The participation of several institutions in the town of Wellesley made the College’s partnership with Food for Free possible. “Because these institutions collaborated and came to us as a group, we were able to view this as a single collection, making them a viable food donation partner,” said Sasha Purpura, executive director of Food for Free.
The collaboration between local schools and Food for Free was formed with the help of Wellesley’s 3R (Reduce, Reuse, Recycle) Working Group. The group is made up of participants from the Department of Public Works, the Natural Resources Commission and the Sustainable Energy Committee, who formed Waste Wise Wellesley with the goal of promoting sustainable materials management throughout the Wellesley community. Waste Wise is a voluntary program sponsored by the Environmental Protection Agency (EPA) which aims to reduce waste.
The 3R Working Group reached out to Food for Free in December 2016, according to Program Director Fiona Crimmins. “We offered our expertise on food rescue, and we shared our experiences about our current food rescue programs,” Crimmins said. In January 2017, the Working Group visited Harvard to see how the program operated in a college setting.

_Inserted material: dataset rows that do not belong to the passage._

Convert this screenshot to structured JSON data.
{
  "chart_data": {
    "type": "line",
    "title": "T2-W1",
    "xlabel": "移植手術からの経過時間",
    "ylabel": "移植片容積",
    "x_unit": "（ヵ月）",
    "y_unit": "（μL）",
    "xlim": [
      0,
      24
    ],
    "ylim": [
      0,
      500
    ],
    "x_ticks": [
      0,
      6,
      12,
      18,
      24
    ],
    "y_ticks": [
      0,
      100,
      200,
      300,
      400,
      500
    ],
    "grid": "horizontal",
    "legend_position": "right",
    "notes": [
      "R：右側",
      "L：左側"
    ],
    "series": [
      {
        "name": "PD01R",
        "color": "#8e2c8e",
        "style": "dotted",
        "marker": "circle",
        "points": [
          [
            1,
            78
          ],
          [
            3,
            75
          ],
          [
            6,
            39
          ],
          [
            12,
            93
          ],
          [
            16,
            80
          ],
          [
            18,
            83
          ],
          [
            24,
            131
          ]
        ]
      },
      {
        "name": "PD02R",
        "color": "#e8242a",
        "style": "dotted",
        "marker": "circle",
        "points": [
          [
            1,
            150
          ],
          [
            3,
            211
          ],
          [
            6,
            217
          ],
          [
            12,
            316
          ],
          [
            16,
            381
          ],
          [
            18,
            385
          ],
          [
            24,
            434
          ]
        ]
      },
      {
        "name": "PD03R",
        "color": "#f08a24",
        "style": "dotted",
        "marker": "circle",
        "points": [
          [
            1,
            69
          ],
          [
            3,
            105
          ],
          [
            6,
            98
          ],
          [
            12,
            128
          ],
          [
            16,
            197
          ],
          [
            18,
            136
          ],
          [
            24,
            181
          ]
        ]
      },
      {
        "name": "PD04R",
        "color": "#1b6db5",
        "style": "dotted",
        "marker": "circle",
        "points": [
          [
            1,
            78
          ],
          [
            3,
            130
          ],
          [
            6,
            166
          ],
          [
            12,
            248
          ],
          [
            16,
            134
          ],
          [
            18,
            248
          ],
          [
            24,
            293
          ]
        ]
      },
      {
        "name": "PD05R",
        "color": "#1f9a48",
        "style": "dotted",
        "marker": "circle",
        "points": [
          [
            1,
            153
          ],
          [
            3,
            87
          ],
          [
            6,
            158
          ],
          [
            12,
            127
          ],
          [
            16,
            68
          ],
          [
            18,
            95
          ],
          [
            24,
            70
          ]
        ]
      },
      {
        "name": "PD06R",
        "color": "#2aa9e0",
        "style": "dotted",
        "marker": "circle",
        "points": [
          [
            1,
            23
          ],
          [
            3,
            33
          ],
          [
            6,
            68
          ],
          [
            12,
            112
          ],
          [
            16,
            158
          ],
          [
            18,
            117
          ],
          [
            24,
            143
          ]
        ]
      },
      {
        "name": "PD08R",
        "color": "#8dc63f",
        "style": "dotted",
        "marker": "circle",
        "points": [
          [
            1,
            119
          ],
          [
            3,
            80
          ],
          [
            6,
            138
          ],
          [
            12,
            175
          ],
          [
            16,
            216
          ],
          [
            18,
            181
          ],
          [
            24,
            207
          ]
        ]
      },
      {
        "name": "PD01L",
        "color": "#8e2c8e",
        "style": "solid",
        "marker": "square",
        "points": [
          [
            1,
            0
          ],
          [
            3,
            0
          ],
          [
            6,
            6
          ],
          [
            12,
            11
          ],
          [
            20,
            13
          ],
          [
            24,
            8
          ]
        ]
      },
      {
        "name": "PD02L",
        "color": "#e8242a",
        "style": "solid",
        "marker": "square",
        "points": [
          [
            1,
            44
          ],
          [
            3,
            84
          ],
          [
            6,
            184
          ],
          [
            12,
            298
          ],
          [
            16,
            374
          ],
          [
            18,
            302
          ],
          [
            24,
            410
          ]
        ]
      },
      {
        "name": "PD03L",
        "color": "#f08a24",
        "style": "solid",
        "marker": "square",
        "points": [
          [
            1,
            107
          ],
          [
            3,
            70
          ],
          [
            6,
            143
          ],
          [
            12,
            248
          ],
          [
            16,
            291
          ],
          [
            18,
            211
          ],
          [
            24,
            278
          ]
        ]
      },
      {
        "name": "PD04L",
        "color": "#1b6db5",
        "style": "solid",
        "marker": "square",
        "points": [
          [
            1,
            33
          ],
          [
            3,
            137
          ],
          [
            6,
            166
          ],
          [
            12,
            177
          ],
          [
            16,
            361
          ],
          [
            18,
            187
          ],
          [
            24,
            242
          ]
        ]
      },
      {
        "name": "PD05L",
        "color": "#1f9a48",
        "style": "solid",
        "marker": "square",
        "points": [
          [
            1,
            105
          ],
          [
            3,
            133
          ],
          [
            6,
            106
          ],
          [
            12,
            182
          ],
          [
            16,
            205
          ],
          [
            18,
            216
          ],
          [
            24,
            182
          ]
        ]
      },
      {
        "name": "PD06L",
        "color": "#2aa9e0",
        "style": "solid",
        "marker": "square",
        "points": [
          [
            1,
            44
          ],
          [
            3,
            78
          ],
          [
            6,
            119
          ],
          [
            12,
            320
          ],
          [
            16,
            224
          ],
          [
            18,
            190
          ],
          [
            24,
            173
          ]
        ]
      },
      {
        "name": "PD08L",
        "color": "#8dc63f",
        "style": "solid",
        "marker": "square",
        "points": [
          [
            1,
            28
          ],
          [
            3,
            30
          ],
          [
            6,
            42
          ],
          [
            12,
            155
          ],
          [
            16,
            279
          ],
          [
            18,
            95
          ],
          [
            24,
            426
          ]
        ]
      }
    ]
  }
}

“Translating this dream into a reality has been a complicated challenge, as there were few precedents of such a comprehensive and collaborative initiative,” said Ellen Korpi, vice chair of the Sustainable Energy Committee, in a press release about the project. Regarding the commitment of the food service organizations involved, 3R Working Group member Alison Cross said, “They are responsible for moving the surplus food through the process of collection, storage and preparation for pick-up, while protecting the integrity and safety of the food.” Workers at the colleges, universities and schools involved in the program play an integral role in ensuring that the process runs smoothly, Korpi said.
“Food for Free has also had a great deal of success in highlighting to food service directors that food rescue is great tool to reduce overproduction. Once schools start donating their surplus food, they’re aware of how much excess food they’re actually producing, and many schools adjust their production levels as a result,” Crimmins said. She noted that although food waste is a national issue, the Massachusetts Food Waste Ban, which prohibits institutions from dumping more than one ton of food waste per month in landfills, has resulted in local institutions being unusually aware of how much waste they produce.
“We find that sustainability offices at local colleges and universities are very interested in working with us because that want to demonstrate their commitment to sustainability to their school communities,” Crimmins said. Food for Free continues to look for opportunities to expand their operation to other local colleges and universities.